The slapdash insincerity of modern style entirely sets at nought the first principle of writing, which is accuracy. The art of writing is not, as many seem to imagine, the art of bringing fine phrases into rhythmical order, but the art of placing before the reader intelligible symbols of the thoughts and feelings in the writer's mind. Endeavour to be faithful, and if there is any beauty in your thought, your style will be beautiful; if there is any real emotion to express, the expression will be moving. Never rouge your style. Trust to your native pallor rather than to cosmetics. Try to make us see what you see and to feel what you feel, and banish from your mind whatever phrases others may have used to express what was in their thoughts, but is not in yours. Have you never observed what a light impression writers have produced, in spite of a profusion of images, antitheses, witty epigrams, and rolling periods, whereas some simpler style, altogether wanting in such "brilliant passage," has gained the attention and respect of thousands? Whatever is stuck on as ornament affects us as ornament; we do not think an old hag young and handsome because the jewels flash from her brow and bosom; if we envy her wealth, we do not admire her beauty.
What "fine writing" is to prosaists, insincere imagery is to poets: it is introduced for effect, not used as expression. To the real poet an image comes spontaneously, or if it comes as an afterthought, it is chosen because it expresses his meaning and helps to paint the picture which is in his mind, not because it is beautiful in itself. It is a symbol, not an ornament. Whether the image rise slowly before the mind during contemplation, or is seen in the same flash which discloses the picture, in each case it arises by natural association, and is SEEN, not SOUGHT. The inferior poet is dissatisfied with what he sees, and casts about in search after something more striking. He does not wait till an image is borne in upon the tide of memory, he seeks for an image that will be picturesque; and being without the delicate selective instinct which guides the fine artist, he generally chooses something which we feel to be not exactly in its right place. He thus—
"With gold and silver covers every part,
And hides with ornament his want of art."

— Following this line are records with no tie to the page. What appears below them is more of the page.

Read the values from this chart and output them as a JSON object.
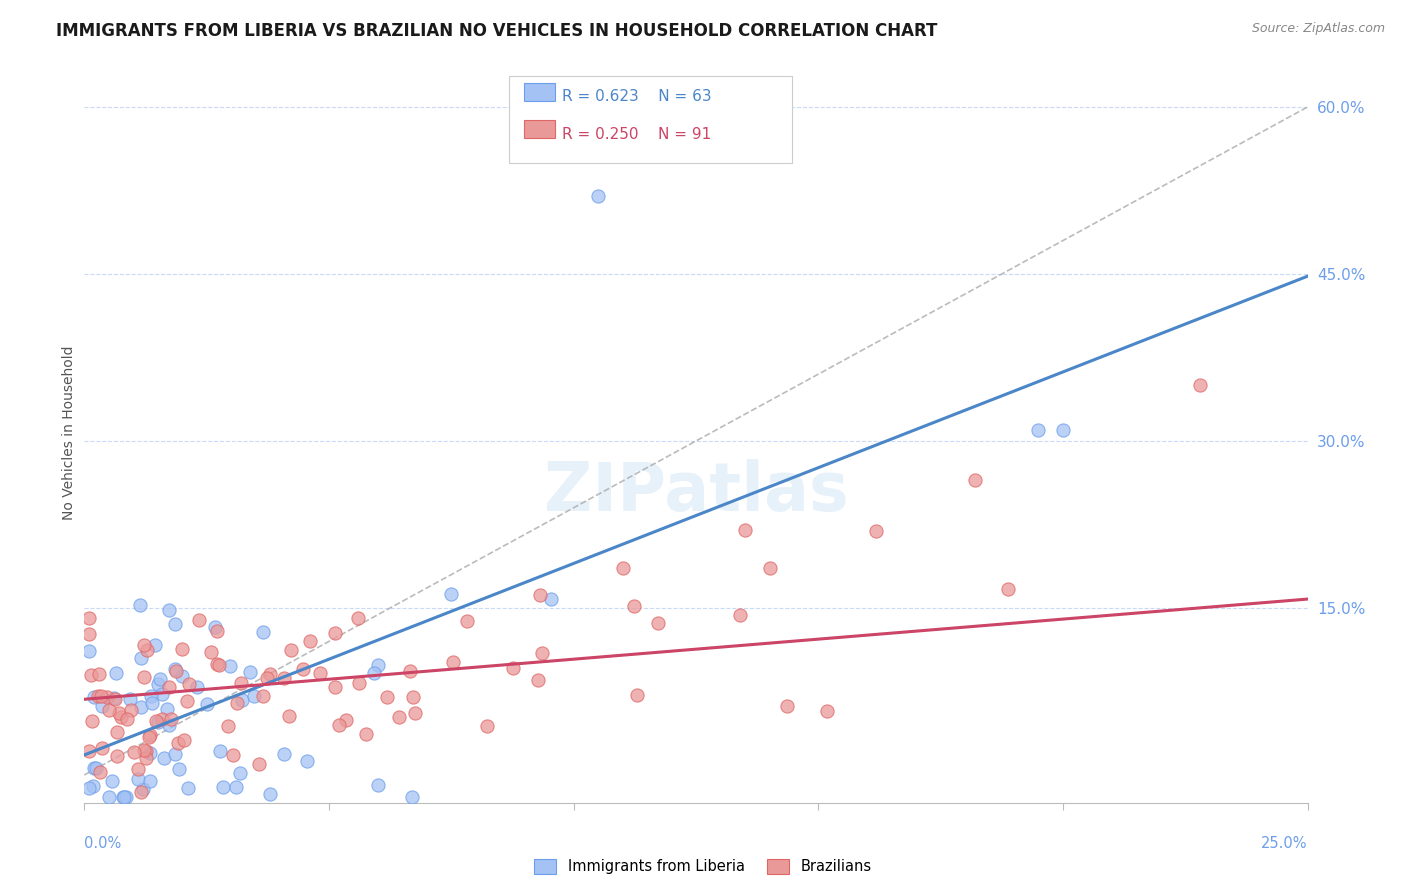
{
  "title": "IMMIGRANTS FROM LIBERIA VS BRAZILIAN NO VEHICLES IN HOUSEHOLD CORRELATION CHART",
  "source": "Source: ZipAtlas.com",
  "ylabel": "No Vehicles in Household",
  "y_ticks": [
    0.15,
    0.3,
    0.45,
    0.6
  ],
  "y_tick_labels": [
    "15.0%",
    "30.0%",
    "45.0%",
    "60.0%"
  ],
  "x_min": 0.0,
  "x_max": 0.25,
  "y_min": -0.025,
  "y_max": 0.64,
  "blue_R": 0.623,
  "blue_N": 63,
  "pink_R": 0.25,
  "pink_N": 91,
  "blue_color": "#a4c2f4",
  "pink_color": "#ea9999",
  "blue_edge_color": "#6d9eeb",
  "pink_edge_color": "#e06666",
  "blue_line_color": "#4a86c8",
  "pink_line_color": "#cc4466",
  "grid_color": "#c9daf8",
  "legend_blue_text_color": "#4a86c8",
  "legend_pink_text_color": "#cc4466",
  "right_tick_color": "#6d9eeb",
  "x_label_color": "#6d9eeb",
  "blue_trend_m": 1.72,
  "blue_trend_b": 0.018,
  "pink_trend_m": 0.36,
  "pink_trend_b": 0.068,
  "gray_dash_m": 2.4,
  "gray_dash_b": 0.0
}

Be true to your own soul, and do not try to express the thought of another. "If some people," says Ruskin, "really see angels where others see only empty space, let them paint angels: only let not anybody else think they can paint an angel too, on any calculated principles of the angelic." Unhappily this is precisely what so many will attempt, inspired by the success of the angelic painter. Nor will the failure of others warn them.
Whatever is sincerely felt or believed, whatever forms part of the imaginative experience, and is not simply imitation or hearsay, may fitly be given to the world, and will always maintain an infinite superiority over imitative splendour; because although it by no means follows that whatever has formed part of the artist's experience must be impressive, or can do without artistic presentation, yet his artistic power will always be greater over his own material than over another's. Emerson has well remarked "that those facts, words, persons which dwell in a man's memory without his being able to say why, remain because they have a relation to him not less real for being as yet unapprehended. They are symbols of value to him as they can interpret parts of his consciousness which he would vainly seek words for in the conventional images of books and other minds. What attracts my attention shall have it; as I will go to the man who knocks at my door while a thousand persons as worthy go by it to whom I give no regard. It is enough that these particulars speak to me. A few anecdotes, a few traits of character, manners, faces, a few incidents have an emphasis in your memory out of all proportion to their apparent significance if you measure them by ordinary standards. They relate to your gift. Let them have their weight, and do not reject them, or cast about for illustrations and facts more usual in literature."